MAKING OUR DEMOCRACY WORK: A Judge's View by Stephen Breyer is taken up by David Fontana in the Washington Post.  Fontana finds the book to be "perhaps the most honest discussion of what a judge should do that you will ever find, all the more remarkable because it is written by a sitting Supreme Court justice. But it is also an example of the complexity that makes progressive approaches to the Constitution so challenging to sell to wider audiences."

Also in the NY Times, Sam Roberts reviews FINAL VERDICT: What Really Happened in the Rosenberg Case by Walter Schneir and THE INVISIBLE HARRY GOLD:  The Man Who Gave the Soviets the Atom Bomb by Allen M. Hornblum.

Afghanistan: A Cultural and Political History by Thomas Barfield is reviewed by Christopher de Bellaigue in the New York Review of Books.  Also in the NYRB,The Civil War of 1812: American Citizens, British Subjects, Irish Rebels, and Indian Allies by Alan Taylor is reviewed by Gordon S. Wood, The Unspoken Alliance: Israel’s Secret Relationship with Apartheid South Africa by Sasha Polakow-Suransky is reviewed by Joseph Lelyveld, and White House Diary by Jimmy Carter is reviewed by Garry Wills.

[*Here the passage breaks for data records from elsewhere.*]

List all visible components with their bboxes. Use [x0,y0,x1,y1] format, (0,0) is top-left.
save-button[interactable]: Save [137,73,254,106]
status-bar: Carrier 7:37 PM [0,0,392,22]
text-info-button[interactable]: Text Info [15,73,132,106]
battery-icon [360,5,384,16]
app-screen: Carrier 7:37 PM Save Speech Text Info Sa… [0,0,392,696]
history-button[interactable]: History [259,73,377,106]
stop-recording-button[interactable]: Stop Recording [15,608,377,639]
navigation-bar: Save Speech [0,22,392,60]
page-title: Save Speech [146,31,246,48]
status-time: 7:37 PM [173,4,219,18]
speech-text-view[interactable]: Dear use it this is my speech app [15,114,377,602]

Washington: A Life by Ron Chernow is reviewed by The Conservative Assault on the Constitution by Erwin Chemerinsky.  Jack Rakove, Revolutionaries is reviewed in The Nation by Robin Einhorn  (subscription required).

Finally, both the San Francisco Chronicle and the New York Times discuss Tea Party books, including THE WHITES OF THEIR EYES: The Tea Party’s Revolution and the Battle Over American History by Jill Lepore.